Pharmaceuticals in what we drink could have long-term consequences

By Jeff Donn, Martha Mendoza and Justin Pritchard, Associated Press

Associated Press – 3/10/08

A vast array of pharmaceuticals — including antibiotics, anti-convulsants, mood stabilizers and sex hormones — have been found in the drinking water supplies of at least 41 million Americans, an Associated Press investigation shows.

 

To be sure, the concentrations of these pharmaceuticals are tiny, measured in quantities of parts per billion or trillion, far below the levels of a medical dose. Also, utilities insist their water is safe.

 

But the presence of so many prescription drugs — and over-the-counter medicines like acetaminophen and ibuprofen — in so much of our drinking water is heightening worries among scientists of long-term consequences to human health.

 

In the course of a five-month inquiry, the AP discovered that drugs have been detected in the drinking water supplies of 24 major metropolitan areas — from Southern California to Northern New Jersey, from Detroit to Louisville, Ky.

 

Water providers rarely disclose results of pharmaceutical screenings, unless pressed, the AP found. For example, thehead of a group representing major California suppliers said the public "doesn't know how to interpret the information" and might be unduly alarmed.

 

Water infiltration

 

How do the drugs get into the water?

 

People take pills. Their bodies absorb some of the medication, but the rest of it passes through and is flushed down the toilet. The wastewater is treated before it is discharged into reservoirs, rivers or lakes. Then, some of the water is cleansed again at drinking water treatment plants and piped to consumers. But most treatments do not remove all drug residue.

 

And while researchers do not yet understand the exact risks from decades of persistent exposure to random combinations of low levels of pharmaceuticals, recent studies — which have gone virtually unnoticed by the general public — have found alarming effects on human cells and wildlife.

 

"We recognize it is a growing concern, and we're taking it very seriously," said Benjamin H. Grumbles, assistant administrator for water at the U.S. Environmental Protection Agency.

 

Members of the AP National Investigative Team reviewed hundreds of scientific reports, analyzed federal drinking water databases, visited environmental study sites and treatment plants and interviewed more than 230 officials, academics and scientists. They also surveyed the nation's 50 largest cities and a dozen other major water providers, as well as smaller community water providers in all 50 states.
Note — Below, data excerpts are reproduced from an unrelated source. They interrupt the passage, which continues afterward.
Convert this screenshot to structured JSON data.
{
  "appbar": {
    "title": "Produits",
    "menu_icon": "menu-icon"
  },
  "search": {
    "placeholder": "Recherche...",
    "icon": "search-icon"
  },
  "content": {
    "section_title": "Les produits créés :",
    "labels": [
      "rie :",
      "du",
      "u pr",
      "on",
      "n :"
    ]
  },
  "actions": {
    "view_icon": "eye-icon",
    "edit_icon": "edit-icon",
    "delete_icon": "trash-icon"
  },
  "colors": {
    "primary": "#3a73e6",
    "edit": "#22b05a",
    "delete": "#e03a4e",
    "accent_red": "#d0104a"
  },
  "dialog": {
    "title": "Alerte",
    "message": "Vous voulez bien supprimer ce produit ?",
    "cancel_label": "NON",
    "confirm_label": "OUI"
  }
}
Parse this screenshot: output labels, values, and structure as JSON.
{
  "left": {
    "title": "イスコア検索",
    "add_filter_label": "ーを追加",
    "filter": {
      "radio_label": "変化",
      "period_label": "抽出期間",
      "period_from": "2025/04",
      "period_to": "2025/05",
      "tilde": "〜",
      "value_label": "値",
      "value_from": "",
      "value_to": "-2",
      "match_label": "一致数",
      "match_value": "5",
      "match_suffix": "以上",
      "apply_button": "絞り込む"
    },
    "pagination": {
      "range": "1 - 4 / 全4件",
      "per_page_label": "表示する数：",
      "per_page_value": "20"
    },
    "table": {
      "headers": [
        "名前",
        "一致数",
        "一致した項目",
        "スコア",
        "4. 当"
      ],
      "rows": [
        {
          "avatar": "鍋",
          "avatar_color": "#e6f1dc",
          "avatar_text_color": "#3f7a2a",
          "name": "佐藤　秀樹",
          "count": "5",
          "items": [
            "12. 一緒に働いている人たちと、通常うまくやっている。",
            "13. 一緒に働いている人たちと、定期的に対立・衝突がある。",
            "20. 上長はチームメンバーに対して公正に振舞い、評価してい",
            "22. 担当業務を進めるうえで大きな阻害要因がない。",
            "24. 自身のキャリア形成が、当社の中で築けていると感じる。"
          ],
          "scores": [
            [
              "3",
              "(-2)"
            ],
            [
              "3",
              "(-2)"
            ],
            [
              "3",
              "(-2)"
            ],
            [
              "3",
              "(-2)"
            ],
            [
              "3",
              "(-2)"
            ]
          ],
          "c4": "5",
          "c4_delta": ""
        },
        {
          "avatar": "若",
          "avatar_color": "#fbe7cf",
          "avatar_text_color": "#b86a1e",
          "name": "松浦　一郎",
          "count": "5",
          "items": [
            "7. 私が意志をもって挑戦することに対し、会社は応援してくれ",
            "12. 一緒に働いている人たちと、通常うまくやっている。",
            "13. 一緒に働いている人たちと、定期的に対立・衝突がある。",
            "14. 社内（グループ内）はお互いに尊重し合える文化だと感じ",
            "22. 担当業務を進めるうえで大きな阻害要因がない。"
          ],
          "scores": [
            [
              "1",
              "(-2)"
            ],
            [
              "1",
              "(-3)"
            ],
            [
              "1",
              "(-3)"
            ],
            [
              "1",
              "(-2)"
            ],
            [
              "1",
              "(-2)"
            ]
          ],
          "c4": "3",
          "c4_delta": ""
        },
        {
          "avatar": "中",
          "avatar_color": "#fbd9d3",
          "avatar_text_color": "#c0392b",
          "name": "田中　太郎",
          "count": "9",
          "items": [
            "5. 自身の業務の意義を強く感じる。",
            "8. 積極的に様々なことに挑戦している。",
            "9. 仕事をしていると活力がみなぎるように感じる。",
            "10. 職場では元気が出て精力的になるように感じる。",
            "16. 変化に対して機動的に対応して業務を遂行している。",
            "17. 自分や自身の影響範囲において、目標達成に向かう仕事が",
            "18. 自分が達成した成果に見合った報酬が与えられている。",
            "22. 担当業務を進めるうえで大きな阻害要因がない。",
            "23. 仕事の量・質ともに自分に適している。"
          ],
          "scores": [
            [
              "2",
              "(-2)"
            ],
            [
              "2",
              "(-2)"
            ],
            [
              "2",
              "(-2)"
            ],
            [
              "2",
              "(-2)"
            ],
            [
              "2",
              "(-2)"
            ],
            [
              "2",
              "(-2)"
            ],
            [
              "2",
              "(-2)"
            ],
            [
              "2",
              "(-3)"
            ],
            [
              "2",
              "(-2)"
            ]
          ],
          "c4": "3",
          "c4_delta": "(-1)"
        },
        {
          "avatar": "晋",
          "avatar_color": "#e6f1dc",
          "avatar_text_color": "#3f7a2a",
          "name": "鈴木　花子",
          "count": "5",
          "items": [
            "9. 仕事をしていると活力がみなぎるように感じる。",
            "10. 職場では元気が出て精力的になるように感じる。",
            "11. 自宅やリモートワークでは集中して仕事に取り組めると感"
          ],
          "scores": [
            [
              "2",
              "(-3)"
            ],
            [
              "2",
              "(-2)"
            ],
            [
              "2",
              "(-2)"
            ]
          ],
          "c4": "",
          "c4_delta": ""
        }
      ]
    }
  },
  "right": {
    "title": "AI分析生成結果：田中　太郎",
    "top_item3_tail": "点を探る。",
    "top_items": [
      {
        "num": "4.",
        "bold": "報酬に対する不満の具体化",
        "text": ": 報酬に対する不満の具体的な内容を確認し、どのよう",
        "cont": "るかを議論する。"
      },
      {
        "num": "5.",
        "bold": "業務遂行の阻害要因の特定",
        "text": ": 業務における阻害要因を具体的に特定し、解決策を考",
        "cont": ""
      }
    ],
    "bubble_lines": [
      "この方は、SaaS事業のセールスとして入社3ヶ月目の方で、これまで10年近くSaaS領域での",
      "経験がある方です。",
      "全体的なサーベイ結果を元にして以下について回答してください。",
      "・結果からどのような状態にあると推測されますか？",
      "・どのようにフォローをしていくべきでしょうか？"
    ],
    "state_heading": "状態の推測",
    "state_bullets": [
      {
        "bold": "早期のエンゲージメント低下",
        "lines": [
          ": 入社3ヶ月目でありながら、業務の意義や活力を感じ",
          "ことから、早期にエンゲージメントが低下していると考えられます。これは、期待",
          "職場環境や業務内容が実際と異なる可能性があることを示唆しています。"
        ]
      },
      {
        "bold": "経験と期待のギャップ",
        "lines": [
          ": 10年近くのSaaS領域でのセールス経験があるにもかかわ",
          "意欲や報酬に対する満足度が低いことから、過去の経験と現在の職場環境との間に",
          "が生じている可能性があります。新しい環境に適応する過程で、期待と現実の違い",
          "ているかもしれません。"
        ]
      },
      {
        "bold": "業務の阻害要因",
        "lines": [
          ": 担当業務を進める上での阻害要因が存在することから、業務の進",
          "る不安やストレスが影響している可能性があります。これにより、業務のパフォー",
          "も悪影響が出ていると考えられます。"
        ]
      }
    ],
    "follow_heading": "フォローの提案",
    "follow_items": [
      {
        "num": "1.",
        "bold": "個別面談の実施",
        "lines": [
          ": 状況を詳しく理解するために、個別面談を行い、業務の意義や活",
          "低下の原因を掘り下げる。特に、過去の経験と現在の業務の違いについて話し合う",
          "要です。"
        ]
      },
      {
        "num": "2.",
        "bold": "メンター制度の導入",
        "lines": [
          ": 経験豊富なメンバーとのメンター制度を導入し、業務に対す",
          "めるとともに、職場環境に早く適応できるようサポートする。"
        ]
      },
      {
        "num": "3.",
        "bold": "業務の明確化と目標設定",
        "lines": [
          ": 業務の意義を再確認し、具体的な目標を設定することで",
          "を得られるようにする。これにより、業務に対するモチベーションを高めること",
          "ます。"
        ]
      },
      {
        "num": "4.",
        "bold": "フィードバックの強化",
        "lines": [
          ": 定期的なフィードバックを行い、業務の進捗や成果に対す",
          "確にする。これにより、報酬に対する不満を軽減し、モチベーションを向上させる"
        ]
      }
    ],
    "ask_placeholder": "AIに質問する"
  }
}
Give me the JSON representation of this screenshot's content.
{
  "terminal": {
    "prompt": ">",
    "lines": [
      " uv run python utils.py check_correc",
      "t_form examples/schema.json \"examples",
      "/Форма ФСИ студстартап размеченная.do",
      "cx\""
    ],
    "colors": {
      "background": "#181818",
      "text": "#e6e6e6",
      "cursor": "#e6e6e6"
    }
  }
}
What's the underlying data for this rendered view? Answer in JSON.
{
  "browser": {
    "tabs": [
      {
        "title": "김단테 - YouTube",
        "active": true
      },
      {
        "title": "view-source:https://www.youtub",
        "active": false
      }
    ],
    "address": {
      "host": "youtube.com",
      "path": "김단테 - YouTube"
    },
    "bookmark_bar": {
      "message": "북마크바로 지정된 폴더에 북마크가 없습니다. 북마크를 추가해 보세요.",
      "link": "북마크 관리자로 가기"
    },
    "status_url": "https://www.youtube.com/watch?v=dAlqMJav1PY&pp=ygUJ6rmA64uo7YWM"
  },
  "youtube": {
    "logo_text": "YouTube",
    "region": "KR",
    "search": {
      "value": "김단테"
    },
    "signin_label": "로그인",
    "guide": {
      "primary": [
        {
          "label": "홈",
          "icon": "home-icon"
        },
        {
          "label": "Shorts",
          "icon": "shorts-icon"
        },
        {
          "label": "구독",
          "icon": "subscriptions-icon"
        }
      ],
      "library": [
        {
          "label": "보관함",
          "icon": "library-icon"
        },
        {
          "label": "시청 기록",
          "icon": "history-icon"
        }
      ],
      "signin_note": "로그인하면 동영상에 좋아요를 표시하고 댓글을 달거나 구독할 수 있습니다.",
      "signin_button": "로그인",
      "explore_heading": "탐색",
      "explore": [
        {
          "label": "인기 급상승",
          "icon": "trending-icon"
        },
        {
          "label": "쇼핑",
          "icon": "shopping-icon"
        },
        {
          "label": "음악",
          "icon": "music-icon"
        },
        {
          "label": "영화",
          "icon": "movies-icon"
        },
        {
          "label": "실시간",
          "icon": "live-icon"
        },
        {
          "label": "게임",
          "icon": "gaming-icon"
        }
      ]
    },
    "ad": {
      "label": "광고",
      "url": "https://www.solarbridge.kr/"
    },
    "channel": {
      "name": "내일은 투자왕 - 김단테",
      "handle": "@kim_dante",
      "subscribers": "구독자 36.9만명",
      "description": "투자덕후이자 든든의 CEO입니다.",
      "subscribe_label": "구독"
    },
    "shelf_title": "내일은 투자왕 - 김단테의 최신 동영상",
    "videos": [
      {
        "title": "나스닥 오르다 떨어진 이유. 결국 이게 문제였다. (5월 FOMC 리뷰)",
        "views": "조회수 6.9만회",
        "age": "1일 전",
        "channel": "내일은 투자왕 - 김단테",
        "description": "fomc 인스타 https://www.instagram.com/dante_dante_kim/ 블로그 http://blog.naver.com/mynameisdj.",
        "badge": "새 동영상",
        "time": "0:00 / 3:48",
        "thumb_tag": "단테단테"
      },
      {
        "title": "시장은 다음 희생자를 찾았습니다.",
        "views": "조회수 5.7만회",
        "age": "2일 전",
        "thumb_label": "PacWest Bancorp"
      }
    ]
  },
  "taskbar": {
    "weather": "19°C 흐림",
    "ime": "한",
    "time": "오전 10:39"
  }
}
Here are some of the key test results obtained by the AP:

 

-Officials in Philadelphia said testing there discovered 56 pharmaceuticals or byproducts in treated drinking water, including medicines for pain, infection, high cholesterol, asthma, epilepsy, mental illness and heart problems. Sixty-three pharmaceuticals or byproducts were found in the city's watersheds.

-Anti-epileptic and anti-anxiety medications were detected in a portion of the treated drinking water for 18.5 million people in Southern California.

-Researchers at the U.S. Geological Survey analyzed a Passaic Valley Water Commission drinking water treatment plant, which serves 850,000 people in Northern New Jersey, and found a metabolized angina medicine and the mood-stabilizing carbamazepine in drinking water.

-A sex hormone was detected in San Francisco's drinking water.

-The drinking water for Washington, D.C., and surrounding areas tested positive for six pharmaceuticals.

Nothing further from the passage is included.